= CK One =

Perfume product

CK One is a citrus aromatic chypre unisex fragrance developed by Alberto Morillas and Harry Fremont for Calvin Klein.

==Composition and marketing==
CK One's top notes include pineapple, mandarin orange, papaya, bergamot, cardamom and lemon. Its middle notes include nutmeg, violet, orris root, jasmine, lily-of-the-valley and rose. Its base notes include sandalwood, amber, musk, cedar and oakmoss.

The fragrance is considered to be a unisex fragrance, and was the first unisex fragrance to gain wide popularity in the US. It has also been described as the first fragrance to be openly marketed as unisex.

===CK One Essence===
CK One Essence, a "parfum intense" version of the original scent was released in August 2024. Calvin Klein claims that CK One Essence is twice as concentrated as the original.
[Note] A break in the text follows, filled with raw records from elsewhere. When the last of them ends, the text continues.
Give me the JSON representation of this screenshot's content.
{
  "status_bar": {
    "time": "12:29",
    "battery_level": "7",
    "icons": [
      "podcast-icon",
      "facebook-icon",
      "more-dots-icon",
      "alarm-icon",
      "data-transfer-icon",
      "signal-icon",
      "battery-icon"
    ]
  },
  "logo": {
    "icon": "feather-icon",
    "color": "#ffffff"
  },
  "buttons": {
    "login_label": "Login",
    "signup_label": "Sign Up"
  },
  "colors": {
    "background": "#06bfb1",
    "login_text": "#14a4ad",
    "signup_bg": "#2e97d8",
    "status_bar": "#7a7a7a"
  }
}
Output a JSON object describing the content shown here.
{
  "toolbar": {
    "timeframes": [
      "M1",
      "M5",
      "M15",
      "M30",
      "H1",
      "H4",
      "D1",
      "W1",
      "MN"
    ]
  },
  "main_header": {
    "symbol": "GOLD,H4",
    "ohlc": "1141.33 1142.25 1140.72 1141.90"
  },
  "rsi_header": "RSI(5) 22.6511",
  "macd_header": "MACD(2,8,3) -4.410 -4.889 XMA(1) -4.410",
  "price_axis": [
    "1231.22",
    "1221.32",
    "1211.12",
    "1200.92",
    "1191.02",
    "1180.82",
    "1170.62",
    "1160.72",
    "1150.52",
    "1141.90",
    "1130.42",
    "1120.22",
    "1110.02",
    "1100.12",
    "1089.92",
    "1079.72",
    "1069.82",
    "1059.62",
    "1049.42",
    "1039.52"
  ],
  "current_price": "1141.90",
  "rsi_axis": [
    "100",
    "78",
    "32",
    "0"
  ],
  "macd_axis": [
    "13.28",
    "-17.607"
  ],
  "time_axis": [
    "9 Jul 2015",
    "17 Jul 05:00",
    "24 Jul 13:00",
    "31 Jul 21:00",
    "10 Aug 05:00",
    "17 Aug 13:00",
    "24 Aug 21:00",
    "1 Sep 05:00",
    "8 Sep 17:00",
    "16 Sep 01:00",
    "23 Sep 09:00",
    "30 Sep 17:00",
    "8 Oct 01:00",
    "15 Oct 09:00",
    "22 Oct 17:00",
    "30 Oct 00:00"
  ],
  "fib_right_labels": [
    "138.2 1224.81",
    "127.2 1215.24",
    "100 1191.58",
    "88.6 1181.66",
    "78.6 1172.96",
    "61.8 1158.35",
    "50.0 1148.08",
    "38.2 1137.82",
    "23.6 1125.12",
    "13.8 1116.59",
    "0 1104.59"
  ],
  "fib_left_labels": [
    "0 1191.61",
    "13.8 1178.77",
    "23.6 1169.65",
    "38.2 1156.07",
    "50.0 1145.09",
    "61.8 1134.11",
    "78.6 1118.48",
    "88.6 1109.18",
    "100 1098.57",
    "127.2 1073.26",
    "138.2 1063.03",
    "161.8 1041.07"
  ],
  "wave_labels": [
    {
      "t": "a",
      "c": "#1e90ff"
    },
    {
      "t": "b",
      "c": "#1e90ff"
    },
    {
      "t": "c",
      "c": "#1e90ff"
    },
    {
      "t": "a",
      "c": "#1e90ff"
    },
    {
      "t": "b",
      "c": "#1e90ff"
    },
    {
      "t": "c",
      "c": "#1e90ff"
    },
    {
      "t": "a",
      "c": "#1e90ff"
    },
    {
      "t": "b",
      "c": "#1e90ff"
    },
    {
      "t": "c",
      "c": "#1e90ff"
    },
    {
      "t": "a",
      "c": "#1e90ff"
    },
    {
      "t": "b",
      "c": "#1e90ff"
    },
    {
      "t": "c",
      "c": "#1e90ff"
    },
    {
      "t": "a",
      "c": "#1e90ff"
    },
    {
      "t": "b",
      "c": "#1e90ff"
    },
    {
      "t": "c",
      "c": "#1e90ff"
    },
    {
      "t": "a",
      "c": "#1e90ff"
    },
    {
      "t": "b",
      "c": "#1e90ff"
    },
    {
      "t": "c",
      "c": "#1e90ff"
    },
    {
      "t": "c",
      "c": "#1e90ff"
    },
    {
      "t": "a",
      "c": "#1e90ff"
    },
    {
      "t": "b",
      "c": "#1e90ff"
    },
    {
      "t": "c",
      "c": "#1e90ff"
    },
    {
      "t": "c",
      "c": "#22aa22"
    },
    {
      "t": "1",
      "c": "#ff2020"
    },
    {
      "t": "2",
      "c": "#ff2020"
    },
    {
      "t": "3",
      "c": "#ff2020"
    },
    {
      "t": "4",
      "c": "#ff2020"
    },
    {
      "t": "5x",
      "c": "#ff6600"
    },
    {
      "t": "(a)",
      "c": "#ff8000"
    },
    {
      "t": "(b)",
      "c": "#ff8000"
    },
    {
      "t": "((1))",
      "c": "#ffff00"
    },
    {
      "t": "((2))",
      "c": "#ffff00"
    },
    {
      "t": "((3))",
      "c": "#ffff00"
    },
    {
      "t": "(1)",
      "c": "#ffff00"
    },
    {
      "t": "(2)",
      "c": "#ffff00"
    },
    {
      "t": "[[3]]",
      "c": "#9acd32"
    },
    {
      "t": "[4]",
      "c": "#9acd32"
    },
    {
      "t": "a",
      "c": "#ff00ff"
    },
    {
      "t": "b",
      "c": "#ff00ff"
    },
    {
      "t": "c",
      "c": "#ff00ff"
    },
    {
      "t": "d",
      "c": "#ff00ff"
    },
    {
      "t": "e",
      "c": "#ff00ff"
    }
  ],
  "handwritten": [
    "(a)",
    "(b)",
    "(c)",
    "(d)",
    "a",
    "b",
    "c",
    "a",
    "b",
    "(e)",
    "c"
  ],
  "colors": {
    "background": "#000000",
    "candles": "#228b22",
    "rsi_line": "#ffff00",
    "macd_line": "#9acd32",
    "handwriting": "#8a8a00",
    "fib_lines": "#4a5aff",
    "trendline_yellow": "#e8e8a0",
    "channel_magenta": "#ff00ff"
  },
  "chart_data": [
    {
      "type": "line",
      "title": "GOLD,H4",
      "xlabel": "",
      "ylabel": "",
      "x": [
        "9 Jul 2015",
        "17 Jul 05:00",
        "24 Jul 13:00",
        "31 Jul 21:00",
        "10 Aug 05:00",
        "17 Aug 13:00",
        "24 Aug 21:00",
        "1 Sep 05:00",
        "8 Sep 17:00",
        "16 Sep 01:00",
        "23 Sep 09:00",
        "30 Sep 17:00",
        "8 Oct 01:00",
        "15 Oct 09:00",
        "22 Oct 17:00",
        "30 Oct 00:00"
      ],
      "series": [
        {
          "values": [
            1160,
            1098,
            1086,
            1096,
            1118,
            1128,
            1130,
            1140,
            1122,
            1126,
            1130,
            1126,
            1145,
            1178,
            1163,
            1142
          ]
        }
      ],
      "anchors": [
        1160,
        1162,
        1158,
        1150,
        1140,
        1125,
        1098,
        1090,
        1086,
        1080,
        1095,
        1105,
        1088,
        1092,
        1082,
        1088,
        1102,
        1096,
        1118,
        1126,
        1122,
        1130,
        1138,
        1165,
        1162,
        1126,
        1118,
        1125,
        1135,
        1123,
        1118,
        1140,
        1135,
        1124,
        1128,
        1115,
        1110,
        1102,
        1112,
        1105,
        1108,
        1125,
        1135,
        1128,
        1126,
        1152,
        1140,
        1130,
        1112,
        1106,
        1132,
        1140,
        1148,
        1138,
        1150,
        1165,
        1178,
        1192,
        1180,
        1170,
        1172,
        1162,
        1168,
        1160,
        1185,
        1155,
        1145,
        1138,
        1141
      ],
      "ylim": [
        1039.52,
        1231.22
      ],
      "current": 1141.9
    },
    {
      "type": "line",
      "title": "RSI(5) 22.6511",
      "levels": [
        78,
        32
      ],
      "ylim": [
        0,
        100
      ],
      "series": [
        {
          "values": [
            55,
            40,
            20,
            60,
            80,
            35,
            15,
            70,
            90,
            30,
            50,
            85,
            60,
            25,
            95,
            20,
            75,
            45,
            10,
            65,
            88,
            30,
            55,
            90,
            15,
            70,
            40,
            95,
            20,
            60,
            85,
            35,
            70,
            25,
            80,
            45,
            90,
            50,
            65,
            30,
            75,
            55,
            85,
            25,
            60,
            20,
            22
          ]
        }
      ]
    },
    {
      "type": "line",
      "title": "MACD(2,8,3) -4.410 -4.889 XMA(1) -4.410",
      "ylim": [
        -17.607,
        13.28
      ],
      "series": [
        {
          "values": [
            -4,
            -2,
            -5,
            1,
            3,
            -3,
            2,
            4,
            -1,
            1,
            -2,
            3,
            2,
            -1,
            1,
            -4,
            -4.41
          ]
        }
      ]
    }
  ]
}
Calvin Klein marketed the fragrance as a way to celebrate the 30th anniversary of CK One with a "signature scent for men and women, for all occasions".

==History and sales==
CK One was launched in 1994. It became a best-seller, making more than $5 million in its first 10 days. It generated about $90 million (USD) annually in the mid-1990s. As of 2007, the scent's sales in the United States were still about $30 million annually.